Regex¶

In this lesson, we'll learn about a useful tool in the NLP toolkit: regex.

Let's consider two motivating examples:

1. The phone number problem¶

Suppose we are given some data that includes phone numbers:

123-456-7890

123 456 7890

101 Howard

Some of the phone numbers have different formats (hyphens, no hyphens). Also, there are some errors in the data-- 101 Howard isn't a phon number! How can we find all the phone numbers?

2. Creating our own tokens¶

In the previous lessons, we used sklearn or fastai to tokenize our text. What if we want to do it ourselves?

The phone number problem¶

Suppose we are given some data that includes phone numbers:

123-456-7890

123 456 7890

(123)456-7890

101 Howard

Some of the phone numbers have different formats (hyphens, no hyphens, parentheses). Also, there are some errors in the data-- 101 Howard isn't a phone number! How can we find all the phone numbers?
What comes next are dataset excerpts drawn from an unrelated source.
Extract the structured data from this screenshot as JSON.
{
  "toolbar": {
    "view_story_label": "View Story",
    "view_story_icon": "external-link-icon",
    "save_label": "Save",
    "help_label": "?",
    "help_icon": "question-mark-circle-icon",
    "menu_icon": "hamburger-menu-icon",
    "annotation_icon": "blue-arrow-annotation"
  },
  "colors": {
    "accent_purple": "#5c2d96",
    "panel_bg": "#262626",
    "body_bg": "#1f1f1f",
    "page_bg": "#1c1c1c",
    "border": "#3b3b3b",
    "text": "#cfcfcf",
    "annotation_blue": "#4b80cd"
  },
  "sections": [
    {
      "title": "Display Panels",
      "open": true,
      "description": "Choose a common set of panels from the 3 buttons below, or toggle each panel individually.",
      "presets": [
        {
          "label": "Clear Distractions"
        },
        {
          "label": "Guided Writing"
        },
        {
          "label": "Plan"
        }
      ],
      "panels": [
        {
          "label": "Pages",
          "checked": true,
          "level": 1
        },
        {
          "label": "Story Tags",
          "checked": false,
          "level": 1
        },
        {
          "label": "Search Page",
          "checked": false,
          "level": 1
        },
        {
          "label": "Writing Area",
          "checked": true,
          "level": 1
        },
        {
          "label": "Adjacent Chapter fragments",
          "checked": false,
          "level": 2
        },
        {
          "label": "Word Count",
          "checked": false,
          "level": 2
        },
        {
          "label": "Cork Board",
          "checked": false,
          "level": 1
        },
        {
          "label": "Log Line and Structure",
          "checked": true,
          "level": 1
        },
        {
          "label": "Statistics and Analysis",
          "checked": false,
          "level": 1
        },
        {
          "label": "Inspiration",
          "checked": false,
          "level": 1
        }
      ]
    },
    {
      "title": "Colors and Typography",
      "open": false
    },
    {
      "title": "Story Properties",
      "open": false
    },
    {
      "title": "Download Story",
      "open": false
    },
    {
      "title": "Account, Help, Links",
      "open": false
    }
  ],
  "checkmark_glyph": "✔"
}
We will attempt this without regex, but will see that this quickly leads to lot of if/else branching statements and isn't a veyr promising approach:

Attempt 1 (without regex)¶

In [77]:

phone1 = "123-456-7890"

phone2 = "123 456 7890"

not_phone1 = "101 Howard"

In [78]:

string.digits

Out[78]:

'0123456789'

In [79]:

def check_phone(inp):
    valid_chars = string.digits + ' -()'
    for char in inp:
        if char not in valid_chars:
            return False
    return True

In [80]:

assert(check_phone(phone1))
assert(check_phone(phone2))
assert(not check_phone(not_phone1))

Attempt 2 (without regex)¶

In [81]:

not_phone2 = "1234"

In [82]:

assert(not check_phone(not_phone2))

-----------------------------------
AssertionErrorTraceback (most recent call last)
<ipython-input-82-325c150ba276> in <module>
----> 1 assert(not check_phone(not_phone2))

AssertionError:

In [83]:

def check_phone(inp):
    nums = string.digits
    valid_chars = nums + ' -()'
    num_counter = 0
    for char in inp:
        if char not in valid_chars:
            return False
        if char in nums:
            num_counter += 1
    if num_counter==10:
        return True
    else:
        return False

In [84]:

assert(check_phone(phone1))
assert(check_phone(phone2))
assert(not check_phone(not_phone1))
assert(not check_phone(not_phone2))

Attempt 3 (without regex)¶

But we also need to extract the digits!

Also, what about:

34!NA5098gn#213ee2

In [85]:

not_phone3 = "34 50 98 21 32"

assert(not check_phone(not_phone3))

-----------------------------------
AssertionErrorTraceback (most recent call last)
<ipython-input-85-63ad4ac6a61d> in <module>
      1 not_phone3 = "34 50 98 21 32"
      2 
----> 3 assert(not check_phone(not_phone3))

AssertionError:

In [86]:

not_phone4 = "(34)(50)()()982132"

assert(not check_phone(not_phone3))

-----------------------------------
AssertionErrorTraceback (most recent call last)
<ipython-input-86-081f5987a5f8> in <module>
      1 not_phone4 = "(34)(50)()()982132"
      2 
----> 3 assert(not check_phone(not_phone3))

AssertionError:

This is getting increasingly unwieldy. We need a different approach.

Introducing regex¶

Useful regex resources:

Best practice: Be as specific as possible.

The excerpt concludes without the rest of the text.